Sometimes I stand by the harbor and watch the containers being unloaded, wondering what’s really inside them. Not the fish or the cement or the electronics. I mean the real cargo—the deals, the promises, the money that moves in the dark. We all whisper about it. ‘So what MDP stole is being Paid by Dubai Company.’ The sentence hangs in the salty air, heavy and unanswerable. It’s not just about one party or one deal. It’s the feeling that our lives are collateral in a game we never agreed to play.
We see the new towers in Malé, the fancy cars on the narrow streets. But down here, on the ground, the math doesn’t add up. The price of a sack of rice keeps climbing. The rent for a single room feels like a mountain. And when we ask why, the answers are always wrapped in flags and slogans. ‘Right wing politics do correlate with abuse of power,’ someone says, and another nods, adding, ‘hypocrisy cannot be tolerated.’ It’s the same story, different names. Order for them, suppression for us. Conservation of their power, control over our lives.
And then you hear about billions—AI investors gambling on the future, Ronaldo becoming a billionaire in Saudi Arabia. Worlds away.
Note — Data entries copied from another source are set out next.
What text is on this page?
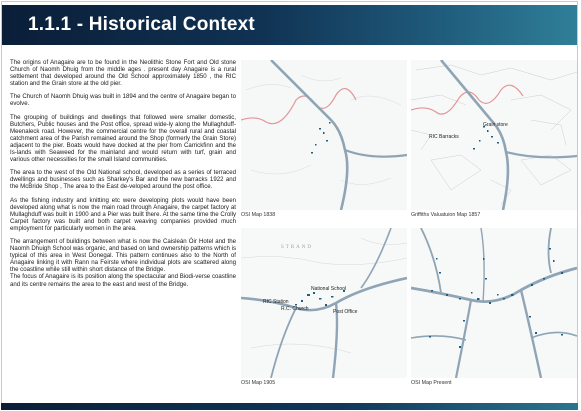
1.1.1 - Historical Context

The origins of Anagaire are to be found in the Neolithic Stone Fort and Old stone Church of Naomh Dhuig from the middle ages . present day Anagaire is a rural settlement that developed around the Old School approximately 1850 , the RIC station and the Grain store at the old pier.

The Church of Naomh Dhuig was built in 1894 and the centre of Anagaire began to evolve.

The grouping of buildings and dwellings that followed were smaller domestic, Butchers, Public houses and the Post office, spread wide-ly along the Mullaghduff-Meenaleck road. However, the commercial centre for the overall rural and coastal catchment area of the Parish remained around the Shop (formerly the Grain Store) adjacent to the pier. Boats would have docked at the pier from Carrickfinn and the Is-lands with Seaweed for the mainland and would return with turf, grain and various other necessities for the small Island communities.

The area to the west of the Old National school, developed as a series of terraced dwellings and businesses such as Sharkey's Bar and the new barracks 1922 and the McBride Shop , The area to the East de-veloped around the post office.

As the fishing industry and knitting etc were developing plots would have been developed along what is now the main road through Anagaire, the carpet factory at Mullaghduff was built in 1900 and a Pier was built there. At the same time the Crolly Carpet factory was built and both carpet weaving companies provided much employment for particularly women in the area.

The arrangement of buildings between what is now the Caisleán Óir Hotel and the Naomh Dhuigh School was organic, and based on land ownership patterns which is typical of this area in West Donegal. This pattern continues also to the North of Anagaire linking it with Rann na Feirste where individual plots are scattered along the coastline while still within short distance of the Bridge.

The focus of Anagaire is its position along the spectacular and Biodi-verse coastline and its centre remains the area to the east and west of the Bridge.

OSI Map 1838
RIC Barracks
Grain store
Griffiths Valuatuion Map 1857
STRAND
National School
RIC Station
R.C. Church	Post Office
OSI Map 1905	OSI Map Present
Their money moves in orbits we can’t see, while we’re left counting our rufiyaa, wondering if the ferry fare will go up again. Was it this person who planted that? Who sold what to whom? The questions swirl like the monsoon winds, but the truth is always just out of reach, obscured by the glare of distant wealth and the shadow of local power.
Maybe that’s the real theft—not just the money, but the silence that follows. The resignation that settles over a family at the end of a long day, when the bills are still there and the future feels like a debt we didn’t incur. We are not ignorant. We see the pieces moving. We just can’t touch the board. And so we are left with this quiet, burning understanding: someone is always paying, and it’s usually us.